Bizi kuşatmaya çalışan, nefes almamızı engellemek isteyen
erkek egemen bir sistem var. Belli ki bizden korkuyorlar. Bu korkularında
haklılar. Biz kadınlar mücadelemize devam edeceğiz. Bu mücadele şiddet olayının
öncesinde tedbir almayan, sonrasında caydırıcı cezalar uygulamayan, kadını
korumayıp erkeği yücelten adalet sisteminin çürümüşlüğüne bir cevaptır.

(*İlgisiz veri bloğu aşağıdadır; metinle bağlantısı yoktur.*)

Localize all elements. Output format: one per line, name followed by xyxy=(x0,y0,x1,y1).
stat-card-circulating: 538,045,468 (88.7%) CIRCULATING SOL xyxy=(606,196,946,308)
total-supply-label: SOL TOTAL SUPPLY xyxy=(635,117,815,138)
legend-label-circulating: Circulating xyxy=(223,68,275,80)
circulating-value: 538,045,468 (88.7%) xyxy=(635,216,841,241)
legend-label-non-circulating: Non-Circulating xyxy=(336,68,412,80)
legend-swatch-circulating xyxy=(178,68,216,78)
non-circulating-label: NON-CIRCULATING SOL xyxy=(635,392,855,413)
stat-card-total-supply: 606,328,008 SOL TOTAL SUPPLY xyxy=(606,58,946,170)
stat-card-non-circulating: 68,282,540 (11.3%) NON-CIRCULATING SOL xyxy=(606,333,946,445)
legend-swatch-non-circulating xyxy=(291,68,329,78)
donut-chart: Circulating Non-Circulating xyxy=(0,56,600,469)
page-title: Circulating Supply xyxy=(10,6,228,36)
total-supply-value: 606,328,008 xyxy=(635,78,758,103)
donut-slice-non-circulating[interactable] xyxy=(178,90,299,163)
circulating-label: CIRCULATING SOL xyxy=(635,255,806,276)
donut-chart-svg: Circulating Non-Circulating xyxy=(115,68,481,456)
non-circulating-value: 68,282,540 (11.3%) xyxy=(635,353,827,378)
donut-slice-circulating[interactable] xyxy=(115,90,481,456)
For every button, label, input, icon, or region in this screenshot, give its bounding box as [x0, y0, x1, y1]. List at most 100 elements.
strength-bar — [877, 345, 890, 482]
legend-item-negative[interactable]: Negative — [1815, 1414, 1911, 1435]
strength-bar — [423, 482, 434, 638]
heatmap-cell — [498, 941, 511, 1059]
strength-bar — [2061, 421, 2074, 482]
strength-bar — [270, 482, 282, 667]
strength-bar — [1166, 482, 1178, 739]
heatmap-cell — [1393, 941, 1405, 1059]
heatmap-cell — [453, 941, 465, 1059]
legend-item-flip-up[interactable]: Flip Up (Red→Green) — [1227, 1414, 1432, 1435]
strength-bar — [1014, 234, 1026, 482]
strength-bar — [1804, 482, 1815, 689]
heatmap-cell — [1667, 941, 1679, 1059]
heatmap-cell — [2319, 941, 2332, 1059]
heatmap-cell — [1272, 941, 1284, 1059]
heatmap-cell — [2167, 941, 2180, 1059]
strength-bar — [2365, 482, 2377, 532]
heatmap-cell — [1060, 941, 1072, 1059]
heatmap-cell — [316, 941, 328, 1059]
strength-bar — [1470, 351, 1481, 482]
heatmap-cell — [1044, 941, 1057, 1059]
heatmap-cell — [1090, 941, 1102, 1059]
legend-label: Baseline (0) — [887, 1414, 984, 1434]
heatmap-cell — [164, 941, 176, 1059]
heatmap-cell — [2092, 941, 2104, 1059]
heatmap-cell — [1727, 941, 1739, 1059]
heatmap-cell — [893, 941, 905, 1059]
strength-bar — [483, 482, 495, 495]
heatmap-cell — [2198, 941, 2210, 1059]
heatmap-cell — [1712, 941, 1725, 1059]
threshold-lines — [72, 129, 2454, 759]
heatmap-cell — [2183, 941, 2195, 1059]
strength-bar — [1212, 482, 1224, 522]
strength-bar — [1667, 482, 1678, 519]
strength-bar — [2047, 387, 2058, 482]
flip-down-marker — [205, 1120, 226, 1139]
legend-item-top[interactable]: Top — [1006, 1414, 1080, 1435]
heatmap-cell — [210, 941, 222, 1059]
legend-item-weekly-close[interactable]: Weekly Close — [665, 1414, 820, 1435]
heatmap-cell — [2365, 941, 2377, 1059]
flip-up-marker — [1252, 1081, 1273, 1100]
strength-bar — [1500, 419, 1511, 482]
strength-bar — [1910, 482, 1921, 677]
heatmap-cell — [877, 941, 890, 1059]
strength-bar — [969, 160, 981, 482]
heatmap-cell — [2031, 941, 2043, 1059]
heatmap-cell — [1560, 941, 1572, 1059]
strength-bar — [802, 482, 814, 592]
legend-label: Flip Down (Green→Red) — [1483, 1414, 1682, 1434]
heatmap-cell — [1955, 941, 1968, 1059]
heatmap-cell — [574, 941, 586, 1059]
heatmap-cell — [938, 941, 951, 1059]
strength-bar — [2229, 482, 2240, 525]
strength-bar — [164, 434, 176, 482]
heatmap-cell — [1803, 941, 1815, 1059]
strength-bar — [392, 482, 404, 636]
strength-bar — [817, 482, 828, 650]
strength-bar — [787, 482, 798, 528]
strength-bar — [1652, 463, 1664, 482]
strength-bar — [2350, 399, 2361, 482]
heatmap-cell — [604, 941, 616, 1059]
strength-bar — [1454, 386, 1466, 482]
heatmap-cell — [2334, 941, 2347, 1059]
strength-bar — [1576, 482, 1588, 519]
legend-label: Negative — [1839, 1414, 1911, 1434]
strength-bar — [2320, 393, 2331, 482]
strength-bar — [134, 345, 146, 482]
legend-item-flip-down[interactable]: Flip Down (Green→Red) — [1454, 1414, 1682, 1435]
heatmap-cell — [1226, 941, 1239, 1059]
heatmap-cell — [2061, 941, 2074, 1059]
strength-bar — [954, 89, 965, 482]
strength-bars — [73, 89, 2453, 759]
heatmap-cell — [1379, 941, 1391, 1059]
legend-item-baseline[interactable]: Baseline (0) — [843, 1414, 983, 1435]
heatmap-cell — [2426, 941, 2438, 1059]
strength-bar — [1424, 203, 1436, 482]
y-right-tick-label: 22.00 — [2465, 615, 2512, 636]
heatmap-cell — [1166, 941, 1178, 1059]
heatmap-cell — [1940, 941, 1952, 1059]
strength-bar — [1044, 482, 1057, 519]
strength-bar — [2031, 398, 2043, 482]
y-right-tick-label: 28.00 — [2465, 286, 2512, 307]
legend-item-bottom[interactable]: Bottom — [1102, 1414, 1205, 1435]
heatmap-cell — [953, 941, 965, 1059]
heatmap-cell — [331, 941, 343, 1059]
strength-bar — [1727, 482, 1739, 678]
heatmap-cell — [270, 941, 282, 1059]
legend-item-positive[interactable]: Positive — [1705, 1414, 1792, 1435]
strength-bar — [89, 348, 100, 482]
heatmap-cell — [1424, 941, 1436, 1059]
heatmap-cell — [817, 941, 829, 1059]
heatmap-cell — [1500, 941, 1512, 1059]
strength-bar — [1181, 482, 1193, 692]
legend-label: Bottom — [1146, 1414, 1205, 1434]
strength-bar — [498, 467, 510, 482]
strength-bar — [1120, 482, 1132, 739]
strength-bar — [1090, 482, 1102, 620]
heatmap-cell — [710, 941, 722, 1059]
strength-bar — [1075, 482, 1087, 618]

Karanlığı kadınlar aydınlatacak, umudu kadınlar yeşertecek. Kadınların inat ve
cüreti kelebeklerin hala çırpan kanatlarında hayat bulacak. Bizler biliyoruz ki
bu şiddet ve zorbalık üzerine inşa edilmiş bu adaletsiz sistemi ancak kadınlar
yıkabilir. Mirabel kardeşlerden aldığımız güçle sokaklarda olmaya, adalet,
barış ve eşitlik taleplerimizi dile getirmeye devam edeceğiz! Bu erkek egemen baskı
ve korku rejimiyle tarihsel kazanımlarımıza, emeğimize, örgütlülüğümüze,
eşitlik ve özgürlük mücadelemize ket vuracaklarını zannedenlere buradan bir kez
daha sesleniyoruz: Haklarımızdan, örgütlülüğümüzden ve alanlardan
çekilmeyeceğiz! Yaşasın kadın dayanışması!”
Başkan Aksoy’dan
kadınlara örgütlenme çağrısı
Basın açıklamasından sonra bir konuşma yapan Başkan Serdar Aksoy, kadınların yan yana gelerek örgütsel bir şekilde mücadele etmelerinin önemine vurgu yaptı. “Kadına Şiddete Hayır” diyen Aksoy, “Bugün özel ve önemli bir gün. Bir yıl içerisinde cinayete kurban gitmiş kadınların sayısı 300. Yani neredeyse günde bir kadın cinayete kurban gitmiş. İstismar, mobbing, taciz, şiddet suçları gibi olaylar bu rakamlara yansıtılmıyor bile. Bu bir toplumsal travmadır. İnsan eşine, annesine, karısına bunu nasıl yapabilir? Her kadın anne, abla, kardeş, eş olmadan önce bu toplumun bireyleridir. Kadınların üzerinde sürekli toplumsal bir baskı oluşturuyor. Saçın neden açık, eteğin neden kısa gibi. Erkekler üzerinden böyle bir baskı yok. Eğer erkek bireyse, kadın bireyse bir kadının ne giyeceğine karar verme hakkı kimsede değildir. Ne üniversitede, ne kamuda, ne de sosyal alanda kimsenin buna karışması doğru değildir” dedi. Kadınların yan yana gelip örgütlenmesi gerektiğine vurgu yapan Başkan Aksoy, “Ancak bu şekilde erkek egemenliğine karşı güç oluşturulabilir. Toplumsal şiddetin önüne geçmenin yolu, kadının birey olarak toplumsal, ekonomik, sosyal hayatta var olmasını gerektiriyor. Eğer bu gerçekleşirse Gazi Mustafa Kemal Atatürk’ün her zaman sözünü ettiği çağdaş medeniyetler seviyesine ulaşmış oluruz” açıklamasını yaptı. Aksoy sözlerini “Kadına şiddete hayır, şiddette hayır” diyerek tamamladı.